Yes, it is possible to restrict access to an Azure Function so that it's accessible only from within Azure services. This can be done by configuring network access restrictions in your Azure Function settings. However, it's important to note that "from Azure" can encompass a wide range of sources, including other Azure services, VMs hosted in Azure, or services running in Azure regions.

The suggestion from ChatGPT was to use an Azure Service tag in the network access restrictions. As it put it:

Azure Service Tags represent a group of IP address prefixes from a given Azure service, which are used to help minimize complexity for security rule creation. You can leverage these in your network security rules.

Given this, I selected the option to enable from selected IP address.

Function App UI showing public network access enabled from selected endpoints

This brought up a list of rules and I clicked on the option to add a new one. Following ChatGPT's advice, I added a rule for the AzureCloud service tag.

Function App UI to add an access rule

Once added, my new rule took pride of place at the top of the list. The portal defaults the unmatched rule action to 'Allow'. This isn't what I wanted, so I changed it to 'Deny' which resulted in the rule at the bottom.

Function App UI rule list showing new rule

Again I tested. This time I was able to access the function through API Management, but not directly. So I now had the behaviour that I wanted. However, ChatGPT did highlight these valid considerations for using AzureCloud Service Tag:

  • Broad Access: The AzureCloud service tag is quite broad and includes all of Azure's public IP addresses. It doesn't restrict access to only your Azure services but allows access from any Azure-hosted service, which can include Azure services used by others.

  • Other Azure Services: If your intention is to allow access only from specific Azure services (like Azure Logic Apps, Azure VMs, etc.), you might need a more granular approach. You can specify the IP addresses or ranges of those specific services or use relevant service tags if available.


API Management appears to be a powerful tool to expose and manage external APIs. I barely scratched the surface of its capabilities, as I was satisfied in just knowing that my Azure Function was now behind a suitable service. There was an awful lot of clicking and it makes me wonder about how all this would be done through infrastructure as code.
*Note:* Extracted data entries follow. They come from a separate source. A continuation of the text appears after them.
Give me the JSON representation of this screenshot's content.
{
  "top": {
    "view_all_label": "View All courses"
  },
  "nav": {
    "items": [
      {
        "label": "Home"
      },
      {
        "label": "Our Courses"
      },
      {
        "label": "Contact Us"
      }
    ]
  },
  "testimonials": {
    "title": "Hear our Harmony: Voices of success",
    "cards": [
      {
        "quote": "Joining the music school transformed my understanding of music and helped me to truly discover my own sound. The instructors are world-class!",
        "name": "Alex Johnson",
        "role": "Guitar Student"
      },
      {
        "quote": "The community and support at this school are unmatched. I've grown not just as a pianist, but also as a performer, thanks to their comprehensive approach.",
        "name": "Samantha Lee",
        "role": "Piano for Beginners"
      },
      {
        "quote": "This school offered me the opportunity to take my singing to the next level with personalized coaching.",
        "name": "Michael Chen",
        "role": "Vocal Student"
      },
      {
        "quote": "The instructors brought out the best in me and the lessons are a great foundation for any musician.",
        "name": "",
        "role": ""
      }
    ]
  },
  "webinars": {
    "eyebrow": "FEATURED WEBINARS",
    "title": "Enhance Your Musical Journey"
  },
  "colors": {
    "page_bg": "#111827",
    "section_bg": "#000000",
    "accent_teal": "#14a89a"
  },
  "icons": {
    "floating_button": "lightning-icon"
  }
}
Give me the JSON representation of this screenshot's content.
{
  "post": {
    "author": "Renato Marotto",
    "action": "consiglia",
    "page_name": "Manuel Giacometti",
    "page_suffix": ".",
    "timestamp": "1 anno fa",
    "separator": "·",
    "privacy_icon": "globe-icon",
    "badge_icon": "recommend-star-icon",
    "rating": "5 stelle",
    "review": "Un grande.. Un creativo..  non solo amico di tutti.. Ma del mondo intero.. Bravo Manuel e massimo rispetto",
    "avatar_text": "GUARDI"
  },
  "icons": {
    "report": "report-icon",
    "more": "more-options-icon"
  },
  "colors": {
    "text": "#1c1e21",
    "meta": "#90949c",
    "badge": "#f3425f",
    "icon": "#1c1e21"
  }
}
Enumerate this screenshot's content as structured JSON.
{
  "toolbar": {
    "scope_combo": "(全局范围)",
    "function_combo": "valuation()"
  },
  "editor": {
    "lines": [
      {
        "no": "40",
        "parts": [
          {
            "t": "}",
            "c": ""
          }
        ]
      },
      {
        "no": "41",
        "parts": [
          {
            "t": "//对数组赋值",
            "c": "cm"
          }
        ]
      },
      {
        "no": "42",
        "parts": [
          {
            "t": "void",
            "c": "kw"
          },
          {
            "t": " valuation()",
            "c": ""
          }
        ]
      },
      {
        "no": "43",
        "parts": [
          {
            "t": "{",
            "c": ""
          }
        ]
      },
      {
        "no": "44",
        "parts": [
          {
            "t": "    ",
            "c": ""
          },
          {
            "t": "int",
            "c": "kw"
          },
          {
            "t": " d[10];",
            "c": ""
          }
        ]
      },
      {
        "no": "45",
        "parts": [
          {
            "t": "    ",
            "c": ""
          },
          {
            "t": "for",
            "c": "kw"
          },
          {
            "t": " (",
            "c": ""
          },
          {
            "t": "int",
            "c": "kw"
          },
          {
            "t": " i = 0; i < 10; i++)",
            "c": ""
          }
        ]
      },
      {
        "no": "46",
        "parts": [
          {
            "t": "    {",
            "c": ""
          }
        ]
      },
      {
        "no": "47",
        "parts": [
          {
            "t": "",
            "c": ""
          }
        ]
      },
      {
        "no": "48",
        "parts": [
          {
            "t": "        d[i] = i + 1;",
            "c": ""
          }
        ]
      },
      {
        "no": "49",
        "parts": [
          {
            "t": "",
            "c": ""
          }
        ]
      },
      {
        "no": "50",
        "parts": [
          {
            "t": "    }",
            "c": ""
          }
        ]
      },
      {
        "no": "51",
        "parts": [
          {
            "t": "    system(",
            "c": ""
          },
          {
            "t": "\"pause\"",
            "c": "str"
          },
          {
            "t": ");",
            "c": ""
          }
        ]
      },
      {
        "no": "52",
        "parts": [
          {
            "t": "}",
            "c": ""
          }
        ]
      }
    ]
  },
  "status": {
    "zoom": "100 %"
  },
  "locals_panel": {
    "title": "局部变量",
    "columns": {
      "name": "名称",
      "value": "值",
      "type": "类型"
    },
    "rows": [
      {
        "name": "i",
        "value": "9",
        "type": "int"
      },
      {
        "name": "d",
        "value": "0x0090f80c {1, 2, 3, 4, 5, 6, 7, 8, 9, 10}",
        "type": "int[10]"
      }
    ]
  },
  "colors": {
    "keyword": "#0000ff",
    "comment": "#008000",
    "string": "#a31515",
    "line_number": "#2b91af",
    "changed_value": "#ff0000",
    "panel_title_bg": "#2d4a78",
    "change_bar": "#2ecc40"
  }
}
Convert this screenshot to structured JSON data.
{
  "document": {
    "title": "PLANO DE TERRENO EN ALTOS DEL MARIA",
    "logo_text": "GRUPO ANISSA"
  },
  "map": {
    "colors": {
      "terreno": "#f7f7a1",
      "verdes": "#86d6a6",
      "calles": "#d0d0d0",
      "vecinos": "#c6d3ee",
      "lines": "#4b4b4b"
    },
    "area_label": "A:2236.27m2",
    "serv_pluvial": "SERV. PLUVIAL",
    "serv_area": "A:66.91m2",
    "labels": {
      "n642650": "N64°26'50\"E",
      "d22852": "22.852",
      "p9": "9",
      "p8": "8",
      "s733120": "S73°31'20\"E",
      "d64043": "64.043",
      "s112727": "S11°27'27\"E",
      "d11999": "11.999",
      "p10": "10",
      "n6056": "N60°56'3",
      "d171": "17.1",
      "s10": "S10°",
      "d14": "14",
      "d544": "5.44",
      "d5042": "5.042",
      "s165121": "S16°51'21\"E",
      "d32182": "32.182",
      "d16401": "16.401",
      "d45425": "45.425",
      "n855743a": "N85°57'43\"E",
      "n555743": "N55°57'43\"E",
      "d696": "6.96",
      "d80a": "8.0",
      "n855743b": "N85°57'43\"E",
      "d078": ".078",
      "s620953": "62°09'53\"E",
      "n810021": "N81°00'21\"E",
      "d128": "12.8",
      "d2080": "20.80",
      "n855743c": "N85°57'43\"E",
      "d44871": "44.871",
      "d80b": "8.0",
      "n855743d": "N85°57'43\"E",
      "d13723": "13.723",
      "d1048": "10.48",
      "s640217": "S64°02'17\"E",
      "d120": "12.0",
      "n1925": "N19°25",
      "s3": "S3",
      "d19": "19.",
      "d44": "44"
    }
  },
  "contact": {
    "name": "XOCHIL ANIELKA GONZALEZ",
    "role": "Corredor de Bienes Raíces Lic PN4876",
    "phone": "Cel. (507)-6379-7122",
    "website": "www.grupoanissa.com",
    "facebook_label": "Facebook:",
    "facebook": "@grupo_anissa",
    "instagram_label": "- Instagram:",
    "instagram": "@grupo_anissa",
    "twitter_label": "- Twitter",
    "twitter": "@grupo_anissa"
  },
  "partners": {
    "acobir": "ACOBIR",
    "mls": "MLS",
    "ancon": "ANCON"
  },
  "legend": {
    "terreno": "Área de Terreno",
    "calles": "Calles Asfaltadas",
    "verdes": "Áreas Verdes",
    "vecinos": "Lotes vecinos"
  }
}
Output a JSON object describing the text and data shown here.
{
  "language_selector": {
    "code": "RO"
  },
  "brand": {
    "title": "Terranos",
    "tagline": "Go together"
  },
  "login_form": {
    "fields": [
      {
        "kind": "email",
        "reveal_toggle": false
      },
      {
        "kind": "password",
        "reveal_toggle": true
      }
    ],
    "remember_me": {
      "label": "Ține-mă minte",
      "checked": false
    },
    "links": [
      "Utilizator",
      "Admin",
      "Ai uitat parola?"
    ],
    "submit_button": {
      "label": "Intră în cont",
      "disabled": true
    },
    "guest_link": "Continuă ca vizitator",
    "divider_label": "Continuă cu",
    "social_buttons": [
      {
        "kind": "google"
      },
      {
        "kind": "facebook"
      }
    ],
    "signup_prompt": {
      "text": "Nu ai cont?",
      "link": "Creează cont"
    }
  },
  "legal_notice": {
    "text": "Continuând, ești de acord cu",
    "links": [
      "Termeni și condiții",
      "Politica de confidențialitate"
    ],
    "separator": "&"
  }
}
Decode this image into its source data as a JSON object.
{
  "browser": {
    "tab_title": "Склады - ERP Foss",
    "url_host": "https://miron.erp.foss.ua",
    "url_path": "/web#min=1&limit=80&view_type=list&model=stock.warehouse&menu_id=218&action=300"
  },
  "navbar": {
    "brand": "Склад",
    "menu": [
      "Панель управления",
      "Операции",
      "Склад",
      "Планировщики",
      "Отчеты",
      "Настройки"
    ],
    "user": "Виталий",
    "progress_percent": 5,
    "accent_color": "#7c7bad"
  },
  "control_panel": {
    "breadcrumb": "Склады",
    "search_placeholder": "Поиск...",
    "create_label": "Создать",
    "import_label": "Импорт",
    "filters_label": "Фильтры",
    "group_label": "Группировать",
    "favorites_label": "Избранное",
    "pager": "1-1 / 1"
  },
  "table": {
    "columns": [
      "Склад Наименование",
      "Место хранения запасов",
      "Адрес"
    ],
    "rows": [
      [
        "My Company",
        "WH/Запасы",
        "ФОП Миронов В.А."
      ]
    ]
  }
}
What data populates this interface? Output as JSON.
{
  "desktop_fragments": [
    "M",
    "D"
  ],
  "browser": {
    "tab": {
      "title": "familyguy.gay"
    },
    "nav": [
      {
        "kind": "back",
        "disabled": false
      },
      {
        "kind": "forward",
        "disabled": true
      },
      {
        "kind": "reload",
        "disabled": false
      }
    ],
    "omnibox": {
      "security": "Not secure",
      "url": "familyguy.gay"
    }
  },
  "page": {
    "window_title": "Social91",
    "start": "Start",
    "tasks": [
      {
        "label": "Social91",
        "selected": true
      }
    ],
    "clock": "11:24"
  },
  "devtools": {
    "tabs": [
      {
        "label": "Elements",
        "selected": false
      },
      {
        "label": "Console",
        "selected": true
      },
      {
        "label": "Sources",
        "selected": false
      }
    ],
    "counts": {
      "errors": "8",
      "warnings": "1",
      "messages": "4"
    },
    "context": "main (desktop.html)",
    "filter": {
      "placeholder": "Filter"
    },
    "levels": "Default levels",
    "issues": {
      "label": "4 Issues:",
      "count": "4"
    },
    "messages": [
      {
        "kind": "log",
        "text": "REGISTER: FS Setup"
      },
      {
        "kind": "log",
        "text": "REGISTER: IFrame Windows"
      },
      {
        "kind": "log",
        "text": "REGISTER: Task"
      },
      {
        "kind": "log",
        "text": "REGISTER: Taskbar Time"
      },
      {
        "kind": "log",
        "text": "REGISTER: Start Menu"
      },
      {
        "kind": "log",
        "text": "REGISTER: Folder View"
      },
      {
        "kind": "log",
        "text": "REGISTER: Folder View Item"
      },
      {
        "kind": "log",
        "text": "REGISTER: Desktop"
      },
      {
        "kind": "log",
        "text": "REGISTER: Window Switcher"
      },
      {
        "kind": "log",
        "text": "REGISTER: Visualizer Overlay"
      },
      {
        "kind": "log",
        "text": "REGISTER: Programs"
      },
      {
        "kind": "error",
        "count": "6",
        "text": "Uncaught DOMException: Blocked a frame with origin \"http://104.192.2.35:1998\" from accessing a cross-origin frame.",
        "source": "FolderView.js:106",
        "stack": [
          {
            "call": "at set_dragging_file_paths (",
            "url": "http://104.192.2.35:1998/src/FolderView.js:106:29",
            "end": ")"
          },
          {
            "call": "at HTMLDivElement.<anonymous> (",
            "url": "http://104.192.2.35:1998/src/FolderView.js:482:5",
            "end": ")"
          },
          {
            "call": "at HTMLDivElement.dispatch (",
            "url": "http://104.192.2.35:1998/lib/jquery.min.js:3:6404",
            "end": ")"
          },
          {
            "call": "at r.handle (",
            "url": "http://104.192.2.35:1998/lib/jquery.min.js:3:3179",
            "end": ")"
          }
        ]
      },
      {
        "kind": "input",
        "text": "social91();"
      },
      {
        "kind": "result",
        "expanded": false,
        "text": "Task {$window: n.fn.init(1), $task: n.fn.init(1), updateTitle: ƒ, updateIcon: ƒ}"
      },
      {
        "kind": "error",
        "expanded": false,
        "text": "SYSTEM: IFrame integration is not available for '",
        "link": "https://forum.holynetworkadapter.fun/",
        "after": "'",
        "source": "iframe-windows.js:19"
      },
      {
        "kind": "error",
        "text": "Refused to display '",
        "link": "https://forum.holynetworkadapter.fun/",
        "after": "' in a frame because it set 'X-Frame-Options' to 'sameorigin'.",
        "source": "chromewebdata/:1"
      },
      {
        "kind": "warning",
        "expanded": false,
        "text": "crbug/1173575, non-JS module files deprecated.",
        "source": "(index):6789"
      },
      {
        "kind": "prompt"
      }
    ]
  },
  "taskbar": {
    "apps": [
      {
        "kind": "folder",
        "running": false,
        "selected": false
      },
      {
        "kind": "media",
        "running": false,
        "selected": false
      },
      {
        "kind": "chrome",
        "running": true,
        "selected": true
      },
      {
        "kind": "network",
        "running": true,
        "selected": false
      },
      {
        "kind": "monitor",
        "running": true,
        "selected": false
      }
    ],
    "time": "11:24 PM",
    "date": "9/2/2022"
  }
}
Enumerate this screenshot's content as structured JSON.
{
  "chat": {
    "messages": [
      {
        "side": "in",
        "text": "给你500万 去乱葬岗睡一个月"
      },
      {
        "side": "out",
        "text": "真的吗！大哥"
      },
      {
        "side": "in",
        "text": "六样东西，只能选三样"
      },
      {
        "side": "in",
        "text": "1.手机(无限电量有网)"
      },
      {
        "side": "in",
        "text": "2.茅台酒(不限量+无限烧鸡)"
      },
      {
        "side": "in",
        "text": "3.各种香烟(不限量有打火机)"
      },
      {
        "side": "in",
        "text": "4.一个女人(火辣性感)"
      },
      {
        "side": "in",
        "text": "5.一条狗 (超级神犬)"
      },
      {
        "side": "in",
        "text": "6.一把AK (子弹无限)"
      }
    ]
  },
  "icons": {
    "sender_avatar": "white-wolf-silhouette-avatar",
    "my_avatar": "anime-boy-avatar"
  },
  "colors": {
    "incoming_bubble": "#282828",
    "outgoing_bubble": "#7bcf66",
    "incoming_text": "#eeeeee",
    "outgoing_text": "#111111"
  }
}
Comparing this experience to the one I have had with AWS is interesting. With Azure, I had to find ways to stop my Azure Function from being exposed. With AWS, you have to find ways to expose your Lambda functions. With Azure, you have to pay for managed identity functionality to integrate API Management with Azure Functions. With AWS, you have to use Identity and Access Management (IAM) for everything and it is completely free to use.

However, I now have the front of my application in a place I want. So the next step is to look at extending the back-end functionality, which will mean integrating with Blob storage.